3.1 基础 ReAct Agent 实现

"""
ReAct Agent 基础实现
基于 LangChain 框架实现 Thought-Action-Observation 循环
"""
 
from typing import List, Optional, Dict, Any
from dataclasses import dataclass
from enum import Enum
import re
 
# 导入 LangChain 相关模块
from langchain.llms import BaseLLM
from langchain.tools import BaseTool
from langchain.prompts import PromptTemplate
 
 
class AgentState(Enum):
    """Agent 状态枚举"""
    THINKING = "thinking"      # 思考状态
    ACTING = "acting"          # 行动状态
    OBSERVING = "observing"    # 观察状态
    FINISHED = "finished"      # 完成状态
 
 
@dataclass
class AgentStep:
    """Agent 执行步骤记录"""
    thought: str              # 思考内容
    action: str               # 行动名称
    action_input: str         # 行动输入
    observation: str          # 观察结果
 
 
class ReActAgent:
    """
    ReAct Agent 实现
    核心功能：交替进行 Thought-Action-Observation 循环
    """
    
    # ReAct 提示词模板
    REACT_PROMPT = """
你是一个智能助手，使用 ReAct 模式回答问题。
 
你可以使用以下工具：
{tool_names}
 
工具描述：
{tool_descriptions}
 
使用以下格式回答：
 
Question: 用户的问题
Thought: 你应该思考做什么
Action: 要采取的行动，应该是 [{tool_names}] 中的一个
Action Input: 行动的输入
Observation: 行动的结果
... (这个 Thought/Action/Action Input/Observation 可以重复N次)
Thought: 我现在知道最终答案了
Final Answer: 对原始问题的最终答案
 
开始！
 
Question: {input}
Thought: {agent_scratchpad}
"""
    
    def __init__(
        self,
        llm: BaseLLM,
        tools: List[BaseTool],
        max_iterations: int = 10,
        verbose: bool = True
    ):
        """
        初始化 ReAct Agent
        
        Args:
            llm: 大语言模型实例
            tools: 可用工具列表
            max_iterations: 最大迭代次数
            verbose: 是否打印详细日志
        """
        self.llm = llm
        self.tools = {tool.name: tool for tool in tools}
        self.max_iterations = max_iterations
        self.verbose = verbose
        self.state = AgentState.THINKING
        self.history: List[AgentStep] = []
        
    def _build_prompt(self, input_text: str, scratchpad: str = "") -> str:
        """构建提示词"""
        tool_names = ", ".join(self.tools.keys())

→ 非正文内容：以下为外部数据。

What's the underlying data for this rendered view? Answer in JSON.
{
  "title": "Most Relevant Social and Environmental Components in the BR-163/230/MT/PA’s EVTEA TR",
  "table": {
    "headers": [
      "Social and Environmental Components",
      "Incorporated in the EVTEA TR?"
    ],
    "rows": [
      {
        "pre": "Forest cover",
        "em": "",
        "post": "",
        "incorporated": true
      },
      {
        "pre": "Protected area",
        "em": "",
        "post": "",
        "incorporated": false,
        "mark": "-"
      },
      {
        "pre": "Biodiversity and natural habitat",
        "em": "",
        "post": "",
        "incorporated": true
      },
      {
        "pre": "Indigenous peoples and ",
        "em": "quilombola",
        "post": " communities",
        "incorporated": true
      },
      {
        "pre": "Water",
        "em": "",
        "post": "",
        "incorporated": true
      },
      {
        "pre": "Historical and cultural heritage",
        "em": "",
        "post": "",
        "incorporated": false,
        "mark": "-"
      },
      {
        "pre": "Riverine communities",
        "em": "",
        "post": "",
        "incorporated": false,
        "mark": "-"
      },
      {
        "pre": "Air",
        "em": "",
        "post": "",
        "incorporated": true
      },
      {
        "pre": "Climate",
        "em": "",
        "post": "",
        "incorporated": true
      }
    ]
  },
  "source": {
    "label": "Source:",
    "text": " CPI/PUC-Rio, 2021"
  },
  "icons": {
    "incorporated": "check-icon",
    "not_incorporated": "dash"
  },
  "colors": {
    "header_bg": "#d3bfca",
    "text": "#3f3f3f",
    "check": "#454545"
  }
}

        tool_descriptions = "\n".join([
            f"- {name}: {tool.description}"
            for name, tool in self.tools.items()
        ])
        
        return self.REACT_PROMPT.format(
            tool_names=tool_names,
            tool_descriptions=tool_descriptions,
            input=input_text,
            agent_scratchpad=scratchpad
        )
    
    def _parse_action(self, text: str) -> tuple[Optional[str], Optional[str]]:
        """
        解析 LLM 输出中的 Action 和 Action Input
        
        Returns:
            (action_name, action_input) 或 (None, None)
        """
        # 使用正则表达式提取 Action
        action_pattern = r"Action:\s*(.+)"
        action_match = re.search(action_pattern, text)
        
        if action_match:
            action = action_match.group(1).strip()
            
            # 提取 Action Input
            input_pattern = r"Action Input:\s*(.+?)(?=Observation:|$)"
            input_match = re.search(input_pattern, text, re.DOTALL)
            
            action_input = input_match.group(1).strip() if input_match else ""
            return action, action_input
        
        return None, None
    
    def _parse_final_answer(self, text: str) -> Optional[str]:
        """解析最终答案"""
        pattern = r"Final Answer:\s*(.+)$"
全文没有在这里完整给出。